Once the neural network is done training, the structure of the network is extracted into a mathematical equation. The extraction algorithm starts with the final output neuron of the neural network, and replaces it with a mathematical expression, denoting the summation of the previous layer's outputs. It then recursively replaces each neuron output with a mathematical expression equivalent to the operator's function (i.e. addition, multiplication, activation functions, and batch normalization), until the remaining neurons in the mathematical expression are the input neurons of the neural network.
The equation is then expanded and simplified, and then the equation weights and coefficients are iteratively rounded to the nearest 0 to 12 digits (this number can be changed as a hyperparameter). It then performs testing with these rounded equations and keeps the one that performs the best.
- Python 3.7.4
- Tensorflow 2.3.0
- Scikit-learn 0.21.3
- Numpy 1.16.4
- Sympy 1.7.1
The algorithm indeed converges for simple equations, but has difficulty for more complex ones. Stacking additional layers, and adding additional activation functions has two effects:
- It exponentially increases the time it takes for the equation to be extracted due to the increase in time expanding and simplifying the equation
- It also runs the risk of blowing up the outputs due to the multiply operator receiving more and more inputs
Normalizing the data and batch normalizing layer outputs were used to counteract this and while it alleviates the issue a little bit, it doesn't eliminate the problem.

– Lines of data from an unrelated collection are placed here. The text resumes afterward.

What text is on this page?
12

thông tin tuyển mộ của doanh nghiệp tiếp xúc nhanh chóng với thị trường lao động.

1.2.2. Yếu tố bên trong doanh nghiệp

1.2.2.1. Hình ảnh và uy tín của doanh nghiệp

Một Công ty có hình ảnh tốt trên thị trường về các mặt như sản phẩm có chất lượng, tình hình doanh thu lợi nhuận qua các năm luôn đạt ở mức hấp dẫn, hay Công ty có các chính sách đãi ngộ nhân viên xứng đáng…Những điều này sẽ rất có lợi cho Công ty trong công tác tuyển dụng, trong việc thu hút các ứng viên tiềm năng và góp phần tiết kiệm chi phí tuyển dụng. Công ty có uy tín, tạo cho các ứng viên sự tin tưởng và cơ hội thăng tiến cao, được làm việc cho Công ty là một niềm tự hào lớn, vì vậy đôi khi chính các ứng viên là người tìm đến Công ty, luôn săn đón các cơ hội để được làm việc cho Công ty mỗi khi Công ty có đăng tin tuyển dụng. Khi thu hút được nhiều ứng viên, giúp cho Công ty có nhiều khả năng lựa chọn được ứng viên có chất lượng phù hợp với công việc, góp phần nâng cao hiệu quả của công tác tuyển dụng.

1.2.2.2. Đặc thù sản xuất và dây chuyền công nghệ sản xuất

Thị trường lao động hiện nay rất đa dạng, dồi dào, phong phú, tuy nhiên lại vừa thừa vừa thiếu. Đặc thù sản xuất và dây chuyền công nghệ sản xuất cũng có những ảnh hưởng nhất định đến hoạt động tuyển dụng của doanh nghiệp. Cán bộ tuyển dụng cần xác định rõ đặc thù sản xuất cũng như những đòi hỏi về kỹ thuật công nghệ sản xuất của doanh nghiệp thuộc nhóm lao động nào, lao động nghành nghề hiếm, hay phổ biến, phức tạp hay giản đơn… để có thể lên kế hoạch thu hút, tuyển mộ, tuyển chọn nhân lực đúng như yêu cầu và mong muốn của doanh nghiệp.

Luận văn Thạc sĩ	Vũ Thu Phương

I also tried counteracting this by forcing the weights of the inputs going into the multiplication operator to be either 0 or 1 (i.e. a selection layer of some sort). I experimented with using binary weights on a toy example, but had trouble with the network training stalling when the weights reached 0, as the gradient for the previous layer weights would also be 0. There's also the edge case where if the gradient only updates the weights to values beyond the 1 or 0 threshold, the weight values would not change and thus the network training would stall. As such, I haven't tried binary weights on the neural network structure I described above for symbolic regression.
L1 regularization was tried to force more weights to be 0, but it didn't seem to work for varying values I tried. Experimentally, the algorithm performed better without any regularization at all. In theory, a penalty term that penalizes based on the number of non-zero weights, instead of the magnitude of the weights, is what this neural network needs for what it's doing. We should only care about prioritizing simplicity (i.e. fewer number of non-zero weights in the network, which would also help speed up the extraction of the mathematical equation from the network), rather than how big the mangitude is for some of the non-zero weights. However, I couldn't think of a differentiable penalty term (the derivative of an indicator variable outputting a constant in either the zero or non-zero condition would be 0) that could be added to the objective function.